Exploring the Space of Topic Coherence Measures

Evaluation of Topic Modeling:Topic coherence
we will go through the evaluation of Topic Modelling by introducing the concept of Topic coherence, as topic models give no guaranty on the interpretability of their output. Topic modeling provides us with methods to organize, understand and summarize large collections of textual information. There are many techniques that are used to obtain topic models. Latent Dirichlet Allocation (LDA) is a widely used topic modeling technique to extract topic from the textual data.
我們將通過引入主題一致性的概念來進行主題建模的評估,因爲主題模型不能保證其輸出的可解釋性。 主題建模爲我們提供了組織,理解和總結大量文本信息的方法。 有許多技術用於獲取主題模型。 Latent Dirichlet Allocation(LDA)是一種廣泛使用的主題建模技術,用於從文本數據中提取主題。

Topic models learn topics—typically represented as sets of important words—automatically from unlabelled documents in an unsupervised way. This is an attractive method to bring structure to otherwise unstructured text data, but Topics are not guaranteed to be well interpretable, therefore, coherence measures have been proposed to distinguish between good and bad topics.
主題模型以無監督的方式自動從未標記的文檔中學習主題 - 通常表示爲重要單詞集。 這是一種將結構引入其他非結構化文本數據的有吸引力的方法,但主題並不能保證很好地解釋,因此,已經提出了一致性度量來區分好主題和壞主題。

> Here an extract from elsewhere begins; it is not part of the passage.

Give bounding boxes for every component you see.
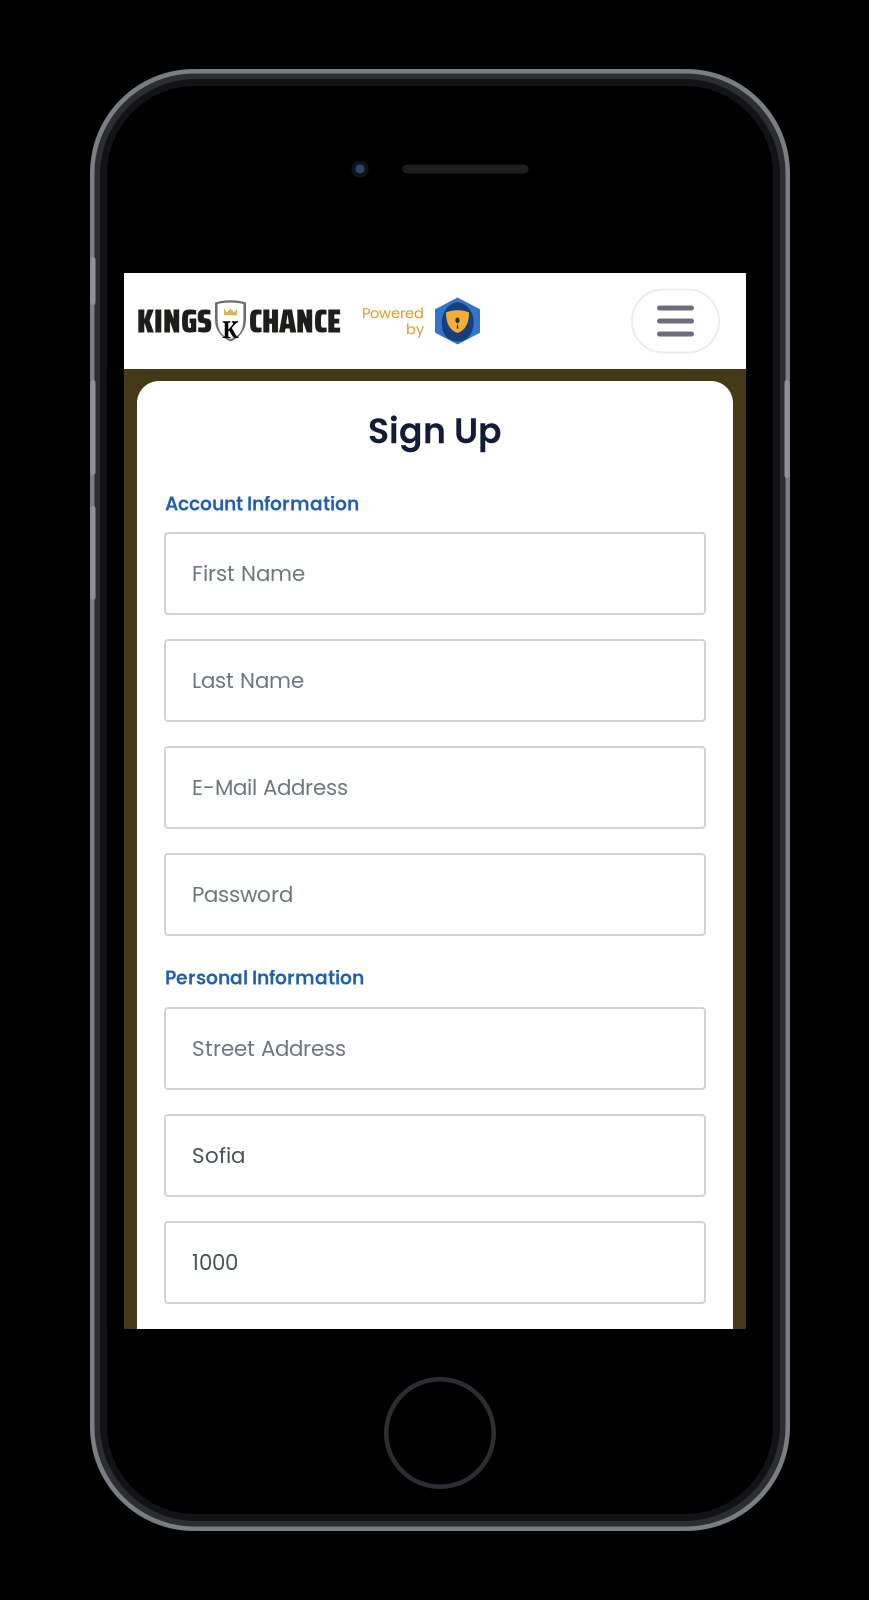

Let’s start learning with a simple example and then we move to a technical part of topic coherence.
讓我們從一個簡單的例子開始學習,然後我們轉向主題一致性的技術部分。

Imagine you are a lead quality analyst sitting at location X at a logistics company and you want to check the quality of your dispatch product at 4 different locations: A, B, C, D. One way is to collect the reviews from various people – for example- “whether they receive product in good condition”, Did they receive on time”. You may need to improve your process if most people give you bad reviews. So, basically, you are evaluating on the qualitative approach, as there is no quantitative measure involved, which can tell you how much worse your dispatch product quality at A is compared to dispatch quality at B.
想象一下,您是位於物流公司X地點的首席質量分析師,您想在4個不同的位置檢查您的調度產品的質量:A,B,C,D。一種方法是收集來自不同人的評論 - 例如 - “他們是否收到狀況良好的產品”,他們是否按時收到“。如果大多數人給你不好的評論,你可能需要改進你的過程。因此,基本上,您正在評估定性方法,因爲沒有涉及定量測量,這可以告訴您A的調度產品質量與B的調度質量相比有多差。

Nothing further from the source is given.